For Linux, before randomization became standard, the default was just short of where kernel space began. On my x86 system, the region used for stack is (with ASLR disabled) by default: bffea000 - c0000000

NOTE: the value I provided is not necessarily accurate for all systems, but that's what it is for my system.

On modern Linux systems the stack will be at a fairly random address. You can verify this by running this several times in a row:

cat /proc/self/maps | grep "\[stack\]"

If the option is disabled, I would expect all programs stacks to default to the same location (the end of user space).

Running a program with exec replaces your address space with the new program's; this will include the stack, so it'll end up in the same location as any other program run. Think about it: your shell program has to do a fork/exec to run the program just the same as your program will does...

Evan Teran
Thanks for the reply. I ran some experiments today and found out that the vulnerable program's stack is built on top(at a lower address i.e assuming top is towards lower addresses) of the calling program's stack. I say this because the memory address allocated for a variable in vulnerable(vulnerable has only one variable so there is no chance that its frame could be bigger than the calling program's frame) is on a lower address than the calling program's esp.
+5  A: 

You need to learn about Virtual Memory.
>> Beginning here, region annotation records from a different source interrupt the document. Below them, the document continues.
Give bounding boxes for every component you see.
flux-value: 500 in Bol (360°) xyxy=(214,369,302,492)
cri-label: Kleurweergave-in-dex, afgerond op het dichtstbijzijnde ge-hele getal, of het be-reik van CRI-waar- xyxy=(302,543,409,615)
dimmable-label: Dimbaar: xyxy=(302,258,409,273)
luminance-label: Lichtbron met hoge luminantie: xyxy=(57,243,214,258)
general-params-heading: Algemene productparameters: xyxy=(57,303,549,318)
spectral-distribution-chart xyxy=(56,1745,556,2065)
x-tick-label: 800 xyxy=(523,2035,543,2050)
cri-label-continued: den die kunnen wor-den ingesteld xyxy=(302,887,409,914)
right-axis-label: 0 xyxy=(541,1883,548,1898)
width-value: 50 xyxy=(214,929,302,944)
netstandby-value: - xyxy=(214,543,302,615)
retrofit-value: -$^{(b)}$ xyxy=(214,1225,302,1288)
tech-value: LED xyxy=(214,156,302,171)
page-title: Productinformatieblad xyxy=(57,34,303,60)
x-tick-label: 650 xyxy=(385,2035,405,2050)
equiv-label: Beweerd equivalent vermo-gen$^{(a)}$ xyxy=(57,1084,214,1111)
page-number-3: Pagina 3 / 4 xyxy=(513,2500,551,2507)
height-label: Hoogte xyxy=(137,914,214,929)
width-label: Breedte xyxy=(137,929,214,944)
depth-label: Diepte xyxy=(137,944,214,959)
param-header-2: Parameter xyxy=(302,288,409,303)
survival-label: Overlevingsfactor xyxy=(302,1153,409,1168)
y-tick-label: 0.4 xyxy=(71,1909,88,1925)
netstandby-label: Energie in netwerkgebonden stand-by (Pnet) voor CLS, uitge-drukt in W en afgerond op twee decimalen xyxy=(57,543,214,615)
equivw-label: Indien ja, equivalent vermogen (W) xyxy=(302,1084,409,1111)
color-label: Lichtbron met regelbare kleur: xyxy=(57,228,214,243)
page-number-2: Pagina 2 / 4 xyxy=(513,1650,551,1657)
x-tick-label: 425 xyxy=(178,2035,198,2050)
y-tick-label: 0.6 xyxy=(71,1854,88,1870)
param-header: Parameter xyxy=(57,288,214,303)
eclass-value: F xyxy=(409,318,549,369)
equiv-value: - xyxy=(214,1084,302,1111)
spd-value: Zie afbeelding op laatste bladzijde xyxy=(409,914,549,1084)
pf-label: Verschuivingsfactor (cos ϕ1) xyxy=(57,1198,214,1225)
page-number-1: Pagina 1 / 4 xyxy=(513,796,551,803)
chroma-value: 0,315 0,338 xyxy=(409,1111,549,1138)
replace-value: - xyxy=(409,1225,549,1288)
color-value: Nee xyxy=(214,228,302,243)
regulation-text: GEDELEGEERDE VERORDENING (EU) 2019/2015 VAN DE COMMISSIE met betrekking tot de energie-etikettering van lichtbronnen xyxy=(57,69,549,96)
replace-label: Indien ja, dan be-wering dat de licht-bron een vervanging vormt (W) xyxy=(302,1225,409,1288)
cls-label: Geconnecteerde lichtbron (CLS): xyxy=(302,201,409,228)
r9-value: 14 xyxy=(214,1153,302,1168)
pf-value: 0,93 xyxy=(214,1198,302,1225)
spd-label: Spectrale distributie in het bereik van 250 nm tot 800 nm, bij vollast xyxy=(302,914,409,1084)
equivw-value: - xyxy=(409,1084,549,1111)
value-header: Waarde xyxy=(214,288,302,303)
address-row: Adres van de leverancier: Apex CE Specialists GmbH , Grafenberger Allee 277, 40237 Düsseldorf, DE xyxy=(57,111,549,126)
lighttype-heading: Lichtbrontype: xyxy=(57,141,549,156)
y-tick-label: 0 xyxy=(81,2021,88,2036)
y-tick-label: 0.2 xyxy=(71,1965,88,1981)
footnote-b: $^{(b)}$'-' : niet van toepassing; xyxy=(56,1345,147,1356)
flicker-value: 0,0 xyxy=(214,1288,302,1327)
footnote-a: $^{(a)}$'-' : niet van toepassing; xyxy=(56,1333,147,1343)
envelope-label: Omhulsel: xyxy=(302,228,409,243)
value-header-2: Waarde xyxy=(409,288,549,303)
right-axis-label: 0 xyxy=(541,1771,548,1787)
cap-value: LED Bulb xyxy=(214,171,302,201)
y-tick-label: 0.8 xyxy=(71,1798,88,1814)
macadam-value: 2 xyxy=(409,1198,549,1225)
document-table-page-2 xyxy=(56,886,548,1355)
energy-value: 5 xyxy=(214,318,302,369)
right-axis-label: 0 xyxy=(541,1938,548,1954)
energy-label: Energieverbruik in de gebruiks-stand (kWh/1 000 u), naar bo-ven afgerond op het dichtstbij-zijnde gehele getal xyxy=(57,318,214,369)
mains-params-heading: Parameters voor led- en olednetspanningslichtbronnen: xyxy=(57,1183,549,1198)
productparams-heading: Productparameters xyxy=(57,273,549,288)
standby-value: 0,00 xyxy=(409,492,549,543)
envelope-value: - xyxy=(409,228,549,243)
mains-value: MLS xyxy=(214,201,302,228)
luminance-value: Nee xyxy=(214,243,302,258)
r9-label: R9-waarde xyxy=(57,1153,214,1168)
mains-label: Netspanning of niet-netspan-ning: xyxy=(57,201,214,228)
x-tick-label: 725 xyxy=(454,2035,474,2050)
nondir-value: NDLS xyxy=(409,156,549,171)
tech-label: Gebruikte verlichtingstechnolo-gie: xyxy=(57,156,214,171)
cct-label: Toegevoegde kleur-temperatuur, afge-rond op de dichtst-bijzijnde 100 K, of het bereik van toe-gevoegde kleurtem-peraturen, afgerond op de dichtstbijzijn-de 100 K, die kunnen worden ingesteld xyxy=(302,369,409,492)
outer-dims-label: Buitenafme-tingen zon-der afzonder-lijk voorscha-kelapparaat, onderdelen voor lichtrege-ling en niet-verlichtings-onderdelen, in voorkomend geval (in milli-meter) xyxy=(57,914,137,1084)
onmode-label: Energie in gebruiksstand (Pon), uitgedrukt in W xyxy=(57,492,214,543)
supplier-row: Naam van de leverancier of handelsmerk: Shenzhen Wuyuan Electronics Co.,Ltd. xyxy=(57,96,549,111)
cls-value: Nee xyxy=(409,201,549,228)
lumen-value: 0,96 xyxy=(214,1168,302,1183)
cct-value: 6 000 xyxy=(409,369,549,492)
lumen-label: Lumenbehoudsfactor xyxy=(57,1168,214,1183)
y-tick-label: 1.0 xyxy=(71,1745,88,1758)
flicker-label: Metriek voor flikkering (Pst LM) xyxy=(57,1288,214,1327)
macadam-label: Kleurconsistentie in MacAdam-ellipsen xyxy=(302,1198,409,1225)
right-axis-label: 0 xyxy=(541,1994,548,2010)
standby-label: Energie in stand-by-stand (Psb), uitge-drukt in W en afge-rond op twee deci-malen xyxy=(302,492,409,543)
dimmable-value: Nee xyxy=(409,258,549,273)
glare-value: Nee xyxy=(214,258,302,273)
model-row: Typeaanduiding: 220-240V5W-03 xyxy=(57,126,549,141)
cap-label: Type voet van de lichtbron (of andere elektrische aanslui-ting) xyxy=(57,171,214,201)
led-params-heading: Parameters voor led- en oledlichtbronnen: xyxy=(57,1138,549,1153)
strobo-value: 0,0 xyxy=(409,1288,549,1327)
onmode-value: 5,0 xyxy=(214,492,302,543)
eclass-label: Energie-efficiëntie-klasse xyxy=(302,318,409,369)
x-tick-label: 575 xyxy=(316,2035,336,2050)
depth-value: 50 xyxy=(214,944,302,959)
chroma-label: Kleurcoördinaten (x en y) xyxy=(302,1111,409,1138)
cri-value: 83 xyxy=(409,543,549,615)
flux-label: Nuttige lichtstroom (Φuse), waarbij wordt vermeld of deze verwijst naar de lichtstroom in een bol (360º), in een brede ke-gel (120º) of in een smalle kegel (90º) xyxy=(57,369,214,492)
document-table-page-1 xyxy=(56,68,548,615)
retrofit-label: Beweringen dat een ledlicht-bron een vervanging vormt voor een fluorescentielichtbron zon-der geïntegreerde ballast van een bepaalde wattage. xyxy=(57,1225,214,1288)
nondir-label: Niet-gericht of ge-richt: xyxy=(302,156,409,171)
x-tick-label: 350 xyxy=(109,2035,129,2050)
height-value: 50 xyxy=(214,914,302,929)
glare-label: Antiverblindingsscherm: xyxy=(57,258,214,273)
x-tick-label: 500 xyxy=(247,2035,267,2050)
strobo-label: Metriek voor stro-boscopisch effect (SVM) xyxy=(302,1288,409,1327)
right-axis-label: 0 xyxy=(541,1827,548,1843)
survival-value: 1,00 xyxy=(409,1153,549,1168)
Yes, it's likely that if an OS does not have Address Space Layout Randomization (ASLR) that all programs will have their stack at the same VIRTUAL address. but that doesn't mean the OS has to move the previous program's stack just to context switch to another program, because via virtual memory it just needs to make sure the two programs have the same base VIRTUAL address, but each virtual address can have a different PHYSICAL location. (this is whole paragraph is entirely dependent on the OS),

As to your second question, execve replaces the current running program with the program to be executed, this includes replacing the current text/data segments as well as the stack, so the program executed will not see the previous program's stack.